Built in the year 1900 by Victor Laloux, the Orsay train station was meant to service the Orleans train company. Unfortunately, the the trains were unable to use this station because the platforms were not long enough. After being used for a variety of purposes, this 50,000 square meter building was remodeled into an art museum that would cover works of art from 1850 to 1914. The conversion of this abandoned train station, the Gare d'Orsay, into the Musee d'Orsay marked a major advance in the reorganization of the different collections of art. The museum is devoted to all art forms from the second half of the 19th century (painting, sculpture, architecture, music and items from everyday life). Significant Impressionist and neo-lmpressionist works are on display, as well as the creations of the more conservative academic school that was also known as Pompier in France. Art-Nouveau objects and blue-prints complement the collections.

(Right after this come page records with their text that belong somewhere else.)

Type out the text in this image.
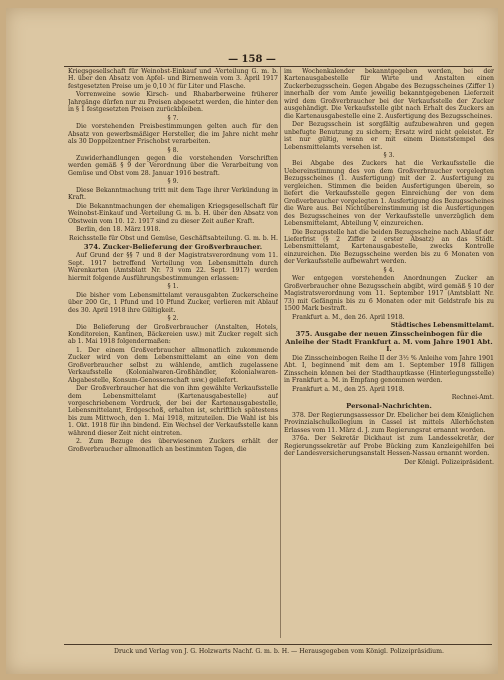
— 158 —
Kriegsgesellschaft für Weinobst-Einkauf und -Verteilung G. m. b. H. über den Absatz von Apfel- und Birnenwein vom 3. April 1917 festgesetzten Preise um je 0,10 ℳ für Liter und Flasche.
Vorrenweine sowie Kirsch- und Rhabarberweine früherer Jahrgänge dürfen nur zu Preisen abgesetzt werden, die hinter den in § 1 festgesetzten Preisen zurückbleiben.
§ 7.
Die vorstehenden Preisbestimmungen gelten auch für den Absatz von gewerbsmäßiger Hersteller, die im Jahre nicht mehr als 30 Doppelzentner Frischobst verarbeiten.
§ 8.
Zuwiderhandlungen gegen die vorstehenden Vorschriften werden gemäß § 9 der Verordnung über die Verarbeitung von Gemüse und Obst vom 28. Januar 1916 bestraft.
§ 9.
Diese Bekanntmachung tritt mit dem Tage ihrer Verkündung in Kraft.
Die Bekanntmachungen der ehemaligen Kriegsgesellschaft für Weinobst-Einkauf und -Verteilung G. m. b. H. über den Absatz von Obstwein vom 10. 12. 1917 sind zu dieser Zeit außer Kraft.
Berlin, den 18. März 1918.
Reichsstelle für Obst und Gemüse, Geschäftsabteilung. G. m. b. H.
374. Zucker-Belieferung der Großverbraucher.
Auf Grund der §§ 7 und 8 der Magistratsverordnung vom 11. Sept. 1917 betreffend Verteilung von Lebensmitteln durch Warenkarten (Amtsblatt Nr. 73 vom 22. Sept. 1917) werden hiermit folgende Ausführungsbestimmungen erlassen:
§ 1.
Die bisher vom Lebensmittelamt verausgabten Zuckerscheine über 200 Gr., 1 Pfund und 10 Pfund Zucker, verlieren mit Ablauf des 30. April 1918 ihre Gültigkeit.
§ 2.
Die Belieferung der Großverbraucher (Anstalten, Hotels, Konditoreien, Kantinen, Bäckereien usw.) mit Zucker regelt sich ab 1. Mai 1918 folgendermaßen:
1. Der einem Großverbraucher allmonatlich zukommende Zucker wird von dem Lebensmittelamt an eine von dem Großverbraucher selbst zu wählende, amtlich zugelassene Verkaufsstelle (Kolonialwaren-Großhändler, Kolonialwaren-Abgabestelle, Konsum-Genossenschaft usw.) geliefert.
Der Großverbraucher hat die von ihm gewählte Verkaufsstelle dem Lebensmittelamt (Kartenausgabestelle) auf vorgeschriebenem Vordruck, der bei der Kartenausgabestelle, Lebensmittelamt, Erdgeschoß, erhalten ist, schriftlich spätestens bis zum Mittwoch, den 1. Mai 1918, mitzuteilen. Die Wahl ist bis 1. Okt. 1918 für ihn bindend. Ein Wechsel der Verkaufsstelle kann während dieser Zeit nicht eintreten.
2. Zum Bezuge des überwiesenen Zuckers erhält der Großverbraucher allmonatlich an bestimmten Tagen, die
im Wochenkalender bekanntgegeben werden, bei der Kartenausgabestelle für Wirte und Anstalten einen Zuckerbezugsschein. Gegen Abgabe des Bezugsscheines (Ziffer 1) innerhalb der vom Amte jeweilig bekanntgegebenen Lieferzeit wird dem Großverbraucher bei der Verkaufsstelle der Zucker ausgehändigt. Die Verkaufsstelle gibt nach Erhalt des Zuckers an die Kartenausgabestelle eine 2. Ausfertigung des Bezugsscheines.
Der Bezugsschein ist sorgfältig aufzubewahren und gegen unbefugte Benutzung zu sichern; Ersatz wird nicht geleistet. Er ist nur gültig, wenn er mit einem Dienststempel des Lebensmittelamts versehen ist.
§ 3.
Bei Abgabe des Zuckers hat die Verkaufsstelle die Uebereinstimmung des von dem Großverbraucher vorgelegten Bezugsscheines (1. Ausfertigung) mit der 2. Ausfertigung zu vergleichen. Stimmen die beiden Ausfertigungen überein, so liefert die Verkaufsstelle gegen Einreichung der von dem Großverbraucher vorgelegten 1. Ausfertigung des Bezugsscheines die Ware aus. Bei Nichtübereinstimmung ist die Ausfertigungen des Bezugsscheines von der Verkaufsstelle unverzüglich dem Lebensmittelamt, Abteilung V, einzureichen.
Die Bezugsstelle hat die beiden Bezugsscheine nach Ablauf der Lieferfrist (§ 2 Ziffer 2 erster Absatz) an das Städt. Lebensmittelamt, Kartenausgabestelle, zwecks Kontrolle einzureichen. Die Bezugsscheine werden bis zu 6 Monaten von der Verkaufsstelle aufbewahrt werden.
§ 4.
Wer entgegen vorstehenden Anordnungen Zucker an Großverbraucher ohne Bezugsschein abgibt, wird gemäß § 10 der Magistratsverordnung vom 11. September 1917 (Amtsblatt Nr. 73) mit Gefängnis bis zu 6 Monaten oder mit Geldstrafe bis zu 1500 Mark bestraft.
Frankfurt a. M., den 26. April 1918.
Städtisches Lebensmittelamt.
375. Ausgabe der neuen Zinsscheinbogen für die Anleihe der Stadt Frankfurt a. M. vom Jahre 1901 Abt. I.
Die Zinsscheinbogen Reihe II der 3½ % Anleihe vom Jahre 1901 Abt. I, beginnend mit dem am 1. September 1918 fälligen Zinsschein können bei der Stadthauptkasse (Hinterlegungsstelle) in Frankfurt a. M. in Empfang genommen werden.
Frankfurt a. M., den 25. April 1918.
Rechnei-Amt.
Personal-Nachrichten.
378. Der Regierungsassessor Dr. Ebelicher bei dem Königlichen Provinzialschulkollegium in Cassel ist mittels Allerhöchsten Erlasses vom 11. März d. J. zum Regierungsrat ernannt worden.
376a. Der Sekretär Dickhaut ist zum Landessekretär, der Regierungssekretär auf Probe Bücking zum Kanzleigehilfen bei der Landesversicherungsanstalt Hessen-Nassau ernannt worden.
Der Königl. Polizeipräsident.
Druck und Verlag von J. G. Holzwarts Nachf. G. m. b. H. — Herausgegeben vom Königl. Polizeipräsidium.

The giant, 32 meter high and 140 meter long main hall of the station, artfully surrounded by a delicate iron construction enabling the abundant use of glass, was deserted. By the 1960s, the dilapidation had progressed to the point that Orson Welles chose it as a backdrop for his filming of Kafka's "The Trial." In 1971 it was decided to raze the building. Fortunately, this did not occur and during Georges Pompidou's term of office as president, the idea emerged to transform the train station into a museum. His successor, Giscard d'Estaing, eventually gave the go ahead for the time consuming, expensive renovations. The work began in 1980 at a cost to the taxpayer of 270 million dollars.

Orsay Museum

The collection is made up mostly from the late works of the Louvre and the impressionist paintings from the nearby museum, Jeu de Paume. You can also find works from the mid-nineteenth century to the early twentieth, chronologically bridging the Louvre and the Pompidou. Displayed on the ground floor are earlier works of sculpture devoted to dance. The hall has two rows of smaller rooms which are filled with works by Daumier, Millet, Rousseau, Corot and peasant paintings. In the last room, you will find works by Courbet. If you like Monet, there is a room dedicated to him. Other artists represented are Bazille, Delacroix, Puvis de Chavanne, Degas and Gustave Moreau.

On the second floor you can view popular art of the nineteenth century and rooms with furniture and decorations by well-respected "fin-de-siecle painters" (Monet, Pissaro, Renoir, Degas, Sisley and Van Gogh, Cezanne, Gauguin and Toulouse-Lautrec). The building is extremely large and there are many works on display. It is advised to start on the ground level with the impressionist painters and then take the escalators to the upper floor to see the impressionists and their successors.